Thompson, building on the work of other scholars, describes what some are calling the rise of the “new Puritanism” in American life. The new Purtianism is less about traditional family values (although in many parts of the country the suburbs are certainly bastions of conservative cultural values) and more about a central focus on the family itself. The desire to “intensify familial relations through the simplification of social environment” is, according to Thompson, the goal of suburbanization. “Suburbanization winds up leading an erosion of diverse communities, and the emergence of the possibility for individual isolation within the framework of a uniformly homogenous society. For them, as with some other critics of the time, this was leading to an aimless and indeed empty social and cultural life which was something wholly new in modern life and individual consciousness.” The cultural effects of suburbanization bleed into political ones. “The increased emphasis on individual and family life has led to a new provincialism that becomes ignorant of other cultures even as the world becomes increasingly global and interdependent in nature. Urban areas provide increased access to newer, denser social networks and expose their inhabitants to difference and modern urban life tends to have more liberal, more tolerant political values as opposed to suburban and rural areas effects on critical political reflection and participation.”

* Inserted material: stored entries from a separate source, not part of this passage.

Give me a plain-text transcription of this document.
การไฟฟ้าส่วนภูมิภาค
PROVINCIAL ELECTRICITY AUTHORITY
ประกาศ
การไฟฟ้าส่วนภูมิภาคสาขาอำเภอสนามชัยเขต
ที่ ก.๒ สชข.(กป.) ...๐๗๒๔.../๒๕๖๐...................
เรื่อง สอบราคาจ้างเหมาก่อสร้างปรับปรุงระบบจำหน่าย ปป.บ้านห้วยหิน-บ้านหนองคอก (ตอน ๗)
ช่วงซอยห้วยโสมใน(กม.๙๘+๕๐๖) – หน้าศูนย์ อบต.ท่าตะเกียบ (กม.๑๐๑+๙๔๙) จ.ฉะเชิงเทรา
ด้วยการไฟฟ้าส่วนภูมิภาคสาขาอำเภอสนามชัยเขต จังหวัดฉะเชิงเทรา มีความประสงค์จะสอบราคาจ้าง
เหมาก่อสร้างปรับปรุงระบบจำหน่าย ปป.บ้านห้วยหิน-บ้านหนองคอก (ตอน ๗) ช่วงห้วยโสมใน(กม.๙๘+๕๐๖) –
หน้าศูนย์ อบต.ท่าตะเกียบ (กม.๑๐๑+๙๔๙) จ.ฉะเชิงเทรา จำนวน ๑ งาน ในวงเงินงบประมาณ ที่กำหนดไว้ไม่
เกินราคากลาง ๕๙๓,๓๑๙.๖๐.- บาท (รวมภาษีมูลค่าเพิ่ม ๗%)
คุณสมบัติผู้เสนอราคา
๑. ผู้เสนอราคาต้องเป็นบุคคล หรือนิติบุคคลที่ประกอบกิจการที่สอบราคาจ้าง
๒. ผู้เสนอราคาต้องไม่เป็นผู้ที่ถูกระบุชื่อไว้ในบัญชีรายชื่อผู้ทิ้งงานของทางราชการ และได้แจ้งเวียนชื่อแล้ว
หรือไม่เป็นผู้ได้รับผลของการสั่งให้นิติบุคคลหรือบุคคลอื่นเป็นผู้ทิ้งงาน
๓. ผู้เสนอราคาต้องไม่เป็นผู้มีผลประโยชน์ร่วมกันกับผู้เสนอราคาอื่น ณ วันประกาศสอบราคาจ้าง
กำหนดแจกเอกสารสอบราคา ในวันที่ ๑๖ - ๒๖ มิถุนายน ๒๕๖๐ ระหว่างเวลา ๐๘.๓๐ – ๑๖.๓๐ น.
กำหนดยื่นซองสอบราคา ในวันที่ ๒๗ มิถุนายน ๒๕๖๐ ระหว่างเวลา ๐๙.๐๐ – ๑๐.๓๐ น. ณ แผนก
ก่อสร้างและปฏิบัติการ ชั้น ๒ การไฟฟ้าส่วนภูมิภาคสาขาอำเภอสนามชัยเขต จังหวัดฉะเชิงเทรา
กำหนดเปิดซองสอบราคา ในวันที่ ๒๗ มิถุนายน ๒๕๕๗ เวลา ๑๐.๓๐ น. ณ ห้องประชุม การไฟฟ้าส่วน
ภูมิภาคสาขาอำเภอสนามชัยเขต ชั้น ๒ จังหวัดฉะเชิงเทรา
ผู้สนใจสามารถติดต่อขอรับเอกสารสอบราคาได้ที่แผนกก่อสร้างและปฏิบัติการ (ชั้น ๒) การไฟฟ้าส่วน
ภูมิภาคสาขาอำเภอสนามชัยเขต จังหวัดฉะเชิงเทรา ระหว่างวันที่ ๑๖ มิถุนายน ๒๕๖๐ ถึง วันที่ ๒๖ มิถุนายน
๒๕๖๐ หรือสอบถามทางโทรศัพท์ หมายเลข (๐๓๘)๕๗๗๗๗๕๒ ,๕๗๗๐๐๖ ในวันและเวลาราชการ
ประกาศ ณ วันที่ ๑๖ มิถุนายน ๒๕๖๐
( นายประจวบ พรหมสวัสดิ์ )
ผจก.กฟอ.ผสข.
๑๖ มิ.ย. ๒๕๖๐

Suburbanization undermines democratic culture in two ways. First, it decidedly tips the balance of the pursuit of self-interest on the hand and participation in civil society on the other. A lack of rich cultural institutions in the suburbs leads to a radical privatization of life. Lack of shared public space it is argued leads to a lack of a shared public life. (Unlike the city, where people sit on stoops and porches, the suburban sphere of leisure is the private and secluded back deck.) A lack of public cultural institutions, the sort that are the foundation of modern liberal democracy, results in suburbanites dividing their time between the work and family spheres, arguably the least democratic spheres in American life.
There are certainly exceptions to Thompson’s rules. My wife and I found Princeton to be a cultural hotbed that fostered values we found progressive and tolerant. And the rise of the metropolitan area often makes it difficult to discern just where city ends and suburbs begin. But generalizations aside, I’m glad I live in the city, although the city wage tax in Philadelphia might one day drive me to the cultural wasteland Thompson loathes.